Tore ausserhalb des Spielfeldes
Es war 1998. Gilbert Gress, heute 76, war damals Coach der Schweizer Nationalmannschaft. Ein viel beschäftigter Mann also, der im Fokus der Öffentlichkeit stand. In diesem Jahr landete ein Brief aus Strengelbach beim Schweizerischen Fussballverband. Absender: FC Traktor azb, Strengelbach, ein Fussballteam mit Menschen mit einem Handicap. Es fragte an, ob er, Gress, nicht als Ehrentrainer amten könnte. Ein Funktionär, der mit Gress die Post durchging, fand das keine so gute Idee. Für so etwas habe ein Nationalcoach doch keine Zeit.
Gress sah das anders. Für die wirklich wichtigen Dinge im Leben scheint die Fussball-Legende immer Zeit gefunden zu haben. So kam es zum ersten Besuch in Strengelbach. Bis heute blieb Gress der Mannschaft treu – letzten Dienstag verbrachte er wieder einen Abend mit dem FC Traktor. An die grosse Glocke hängt er das nicht. Menschen mit einer Behinderung bereicherten sein Leben, weil sie so authentisch seien, sagt er (das Interview finden Sie hier).

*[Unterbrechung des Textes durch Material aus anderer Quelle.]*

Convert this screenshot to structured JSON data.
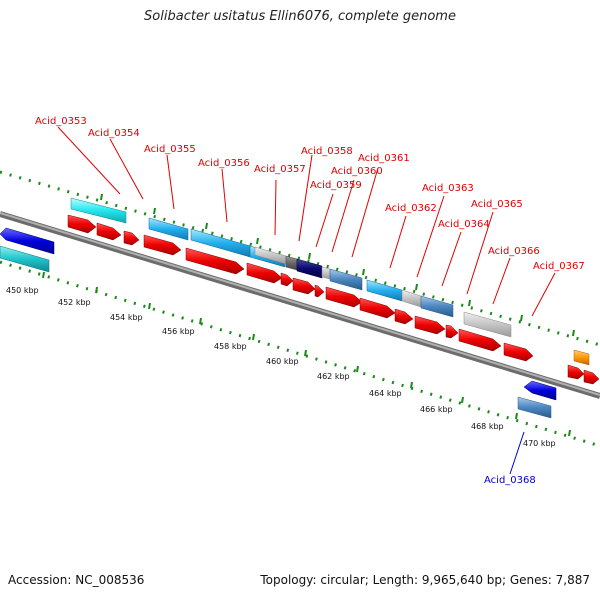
{
  "title": "Solibacter usitatus Ellin6076, complete genome",
  "footer": {
    "accession": "Accession: NC_008536",
    "summary": "Topology: circular; Length: 9,965,640 bp; Genes: 7,887"
  },
  "scale_labels": [
    "450 kbp",
    "452 kbp",
    "454 kbp",
    "456 kbp",
    "458 kbp",
    "460 kbp",
    "462 kbp",
    "464 kbp",
    "466 kbp",
    "468 kbp",
    "470 kbp"
  ],
  "gene_labels": [
    {
      "text": "Acid_0353",
      "strand": "forward"
    },
    {
      "text": "Acid_0354",
      "strand": "forward"
    },
    {
      "text": "Acid_0355",
      "strand": "forward"
    },
    {
      "text": "Acid_0356",
      "strand": "forward"
    },
    {
      "text": "Acid_0357",
      "strand": "forward"
    },
    {
      "text": "Acid_0358",
      "strand": "forward"
    },
    {
      "text": "Acid_0359",
      "strand": "forward"
    },
    {
      "text": "Acid_0360",
      "strand": "forward"
    },
    {
      "text": "Acid_0361",
      "strand": "forward"
    },
    {
      "text": "Acid_0362",
      "strand": "forward"
    },
    {
      "text": "Acid_0363",
      "strand": "forward"
    },
    {
      "text": "Acid_0364",
      "strand": "forward"
    },
    {
      "text": "Acid_0365",
      "strand": "forward"
    },
    {
      "text": "Acid_0366",
      "strand": "forward"
    },
    {
      "text": "Acid_0367",
      "strand": "forward"
    },
    {
      "text": "Acid_0368",
      "strand": "reverse"
    }
  ],
  "colors": {
    "forward_label": "#e00000",
    "reverse_label": "#0000cc",
    "forward_gene": "#ee0000",
    "reverse_gene": "#0000dd",
    "backbone": "#8a8a8a",
    "ticks": "#1a8a1a"
  }
}
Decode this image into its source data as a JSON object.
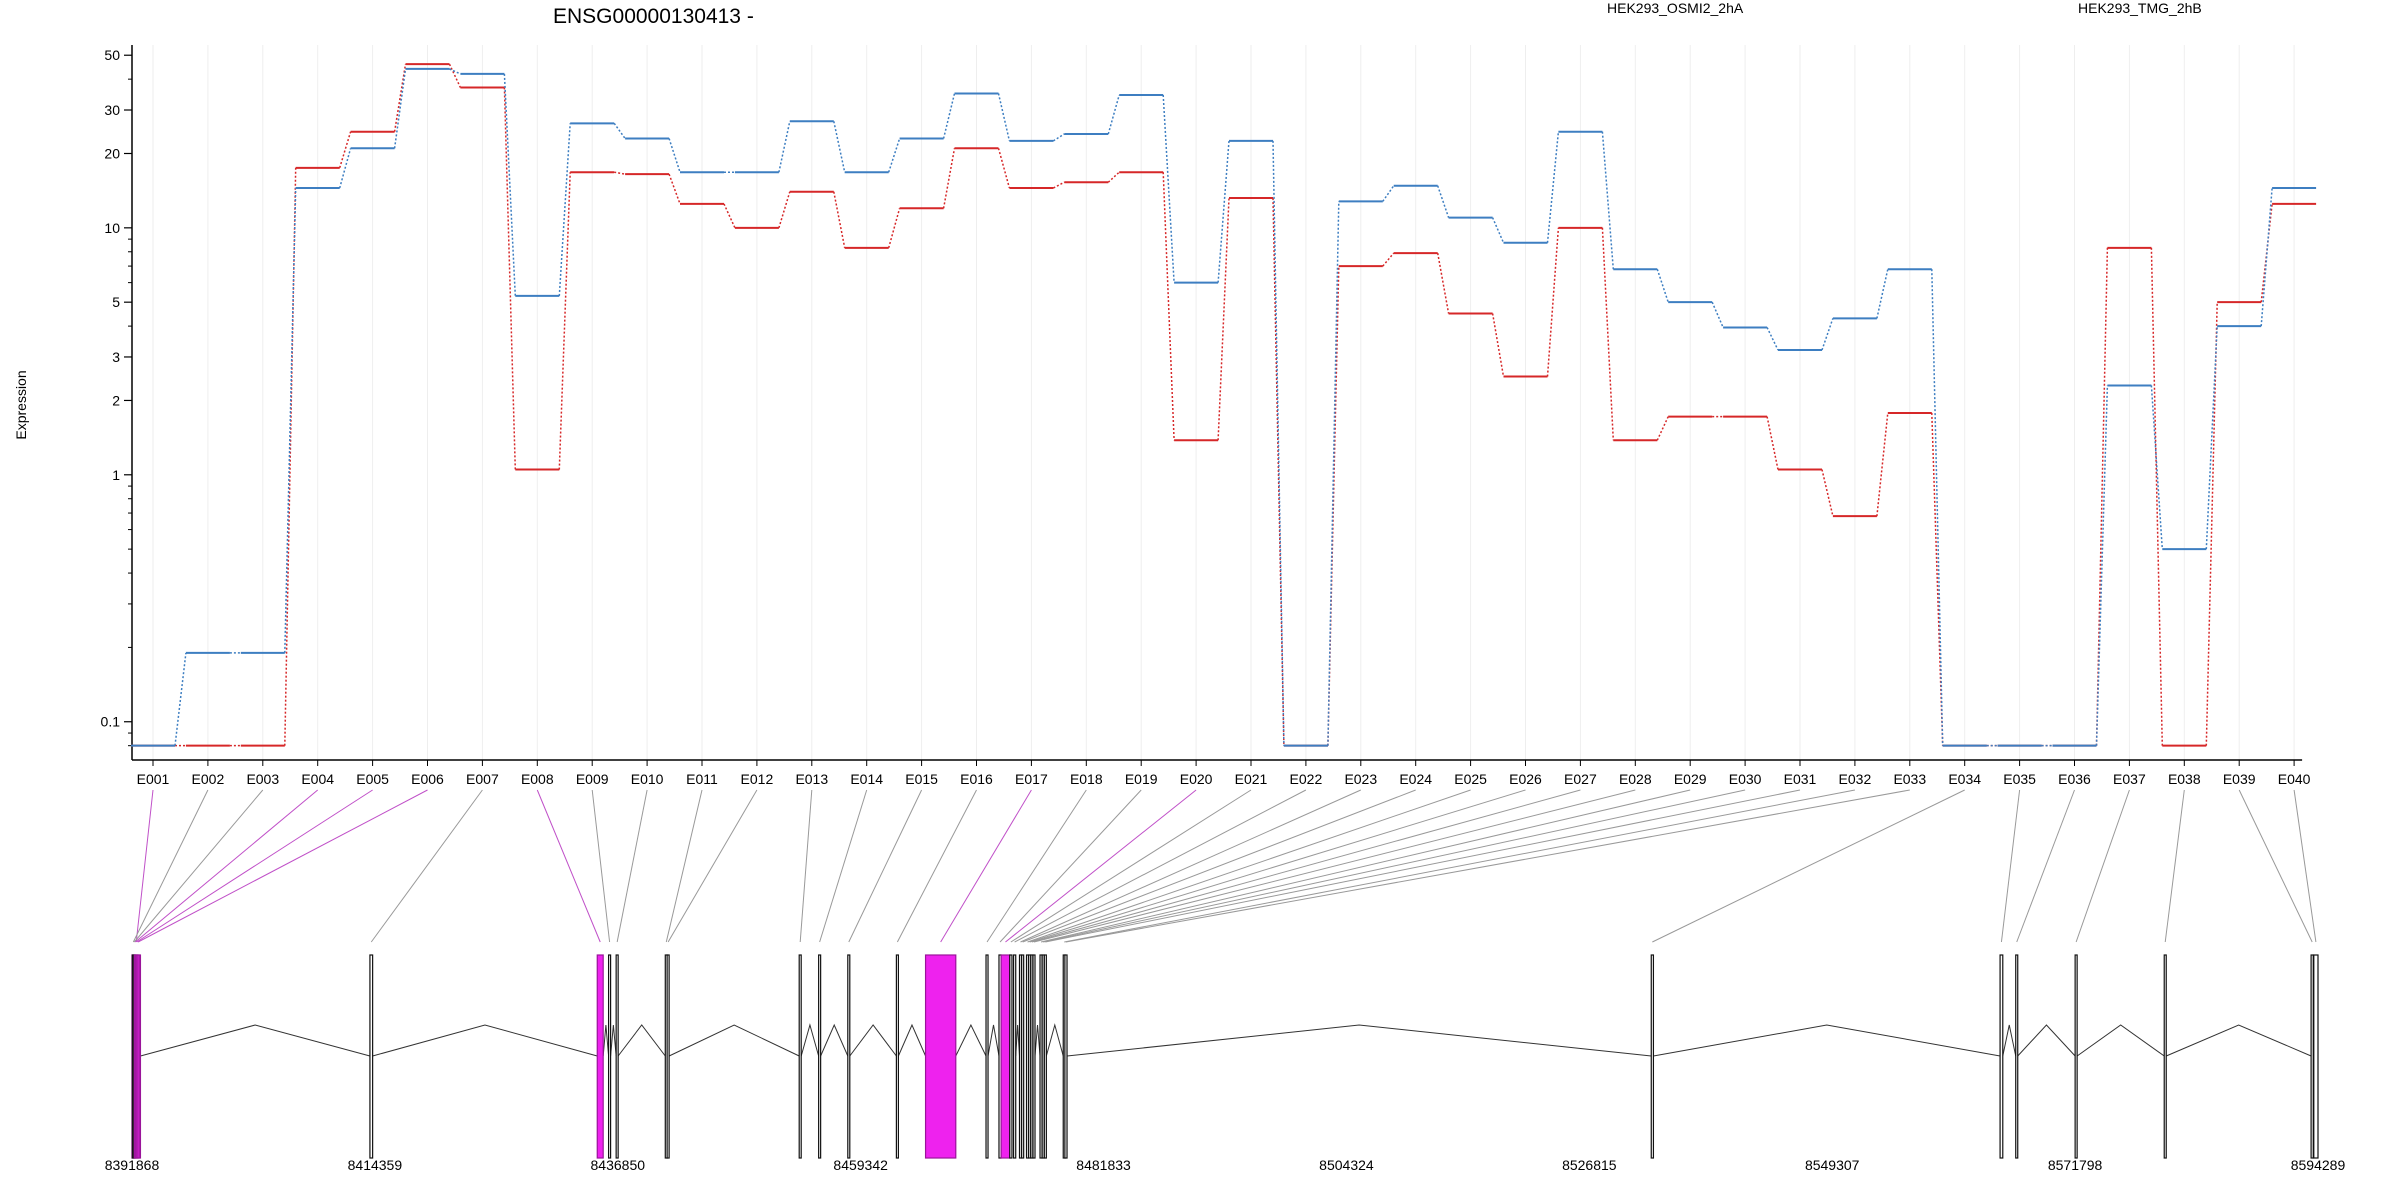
{
  "chart_data": {
    "type": "line",
    "title": "ENSG00000130413 -",
    "xlabel": "",
    "ylabel": "Expression",
    "y_scale": "log",
    "ylim": [
      0.07,
      55
    ],
    "yticks": [
      0.1,
      1,
      2,
      3,
      5,
      10,
      20,
      30,
      50
    ],
    "ytick_labels": [
      "0.1",
      "1",
      "2",
      "3",
      "5",
      "10",
      "20",
      "30",
      "50"
    ],
    "grid": "vertical, light",
    "legend_position": "top",
    "categories": [
      "E001",
      "E002",
      "E003",
      "E004",
      "E005",
      "E006",
      "E007",
      "E008",
      "E009",
      "E010",
      "E011",
      "E012",
      "E013",
      "E014",
      "E015",
      "E016",
      "E017",
      "E018",
      "E019",
      "E020",
      "E021",
      "E022",
      "E023",
      "E024",
      "E025",
      "E026",
      "E027",
      "E028",
      "E029",
      "E030",
      "E031",
      "E032",
      "E033",
      "E034",
      "E035",
      "E036",
      "E037",
      "E038",
      "E039",
      "E040"
    ],
    "series": [
      {
        "name": "HEK293_OSMI2_2hA",
        "color": "#d62728",
        "values": [
          0.08,
          0.08,
          0.08,
          17.5,
          24.5,
          46,
          37,
          1.05,
          16.8,
          16.5,
          12.5,
          10,
          14,
          8.3,
          12,
          21,
          14.5,
          15.3,
          16.8,
          1.38,
          13.2,
          0.08,
          7,
          7.9,
          4.5,
          2.5,
          10,
          1.38,
          1.72,
          1.72,
          1.05,
          0.68,
          1.78,
          0.08,
          0.08,
          0.08,
          8.3,
          0.08,
          5,
          12.5
        ]
      },
      {
        "name": "HEK293_TMG_2hB",
        "color": "#3d7ec1",
        "values": [
          0.08,
          0.19,
          0.19,
          14.5,
          21,
          44,
          42,
          5.3,
          26.5,
          23,
          16.8,
          16.8,
          27,
          16.8,
          23,
          35,
          22.5,
          24,
          34.5,
          6,
          22.5,
          0.08,
          12.8,
          14.8,
          11,
          8.7,
          24.5,
          6.8,
          5,
          3.95,
          3.2,
          4.3,
          6.8,
          0.08,
          0.08,
          0.08,
          2.3,
          0.5,
          4,
          14.5
        ]
      }
    ],
    "genomic_axis": {
      "tick_labels": [
        "8391868",
        "8414359",
        "8436850",
        "8459342",
        "8481833",
        "8504324",
        "8526815",
        "8549307",
        "8571798",
        "8594289"
      ],
      "range": [
        8391868,
        8594289
      ]
    },
    "exons": [
      {
        "id": "E001",
        "start": 8391868,
        "end": 8392650,
        "highlight": true
      },
      {
        "id": "E002",
        "start": 8391900,
        "end": 8391980,
        "highlight": false
      },
      {
        "id": "E003",
        "start": 8391990,
        "end": 8392070,
        "highlight": false
      },
      {
        "id": "E004",
        "start": 8392080,
        "end": 8392200,
        "highlight": true
      },
      {
        "id": "E005",
        "start": 8392210,
        "end": 8392330,
        "highlight": true
      },
      {
        "id": "E006",
        "start": 8392340,
        "end": 8392480,
        "highlight": true
      },
      {
        "id": "E007",
        "start": 8413900,
        "end": 8414150,
        "highlight": false
      },
      {
        "id": "E008",
        "start": 8434950,
        "end": 8435500,
        "highlight": true
      },
      {
        "id": "E009",
        "start": 8436000,
        "end": 8436150,
        "highlight": false
      },
      {
        "id": "E010",
        "start": 8436700,
        "end": 8436850,
        "highlight": false
      },
      {
        "id": "E011",
        "start": 8441250,
        "end": 8441400,
        "highlight": false
      },
      {
        "id": "E012",
        "start": 8441420,
        "end": 8441560,
        "highlight": false
      },
      {
        "id": "E013",
        "start": 8453650,
        "end": 8453800,
        "highlight": false
      },
      {
        "id": "E014",
        "start": 8455450,
        "end": 8455600,
        "highlight": false
      },
      {
        "id": "E015",
        "start": 8458150,
        "end": 8458300,
        "highlight": false
      },
      {
        "id": "E016",
        "start": 8462650,
        "end": 8462800,
        "highlight": false
      },
      {
        "id": "E017",
        "start": 8465350,
        "end": 8468150,
        "highlight": true
      },
      {
        "id": "E018",
        "start": 8470950,
        "end": 8471100,
        "highlight": false
      },
      {
        "id": "E019",
        "start": 8472150,
        "end": 8472350,
        "highlight": false
      },
      {
        "id": "E020",
        "start": 8472350,
        "end": 8473150,
        "highlight": true
      },
      {
        "id": "E021",
        "start": 8473150,
        "end": 8473350,
        "highlight": false
      },
      {
        "id": "E022",
        "start": 8473500,
        "end": 8473700,
        "highlight": false
      },
      {
        "id": "E023",
        "start": 8474050,
        "end": 8474200,
        "highlight": false
      },
      {
        "id": "E024",
        "start": 8474250,
        "end": 8474400,
        "highlight": false
      },
      {
        "id": "E025",
        "start": 8474700,
        "end": 8474850,
        "highlight": false
      },
      {
        "id": "E026",
        "start": 8474900,
        "end": 8475050,
        "highlight": false
      },
      {
        "id": "E027",
        "start": 8475100,
        "end": 8475250,
        "highlight": false
      },
      {
        "id": "E028",
        "start": 8475300,
        "end": 8475450,
        "highlight": false
      },
      {
        "id": "E029",
        "start": 8475950,
        "end": 8476100,
        "highlight": false
      },
      {
        "id": "E030",
        "start": 8476150,
        "end": 8476300,
        "highlight": false
      },
      {
        "id": "E031",
        "start": 8476350,
        "end": 8476500,
        "highlight": false
      },
      {
        "id": "E032",
        "start": 8478100,
        "end": 8478250,
        "highlight": false
      },
      {
        "id": "E033",
        "start": 8478250,
        "end": 8478450,
        "highlight": false
      },
      {
        "id": "E034",
        "start": 8532550,
        "end": 8532750,
        "highlight": false
      },
      {
        "id": "E035",
        "start": 8564850,
        "end": 8565100,
        "highlight": false
      },
      {
        "id": "E036",
        "start": 8566300,
        "end": 8566450,
        "highlight": false
      },
      {
        "id": "E037",
        "start": 8571800,
        "end": 8571950,
        "highlight": false
      },
      {
        "id": "E038",
        "start": 8580050,
        "end": 8580200,
        "highlight": false
      },
      {
        "id": "E039",
        "start": 8593650,
        "end": 8593850,
        "highlight": false
      },
      {
        "id": "E040",
        "start": 8593900,
        "end": 8594289,
        "highlight": false
      }
    ]
  }
}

Gress’ Beispiel zeigt: Die schönsten und wichtigsten Tore schiessen wahre Fussball-Helden ausserhalb des Spielfeldes; wenn kaum einer zuschaut und kein begehrter Pokal lockt. Und gilt nicht fürs Leben, was für den Fussball gilt? Gress ist ein Held, weil er sich nicht verbiegen liess – als es 1966 hiess, seine «Beatles»-Frisur müsse er für die WM in England weg, entschied er sich für seine Mähne. Menschen, die ihm lieb geworden sind, bleibt er treu – den Friseur wechselt er erst, wenn dieser in den Ruhestand tritt. Und er weiss: Das nächste Spiel ruft, Zeit hat man deshalb ja nie – ausser man nimmt sie sich.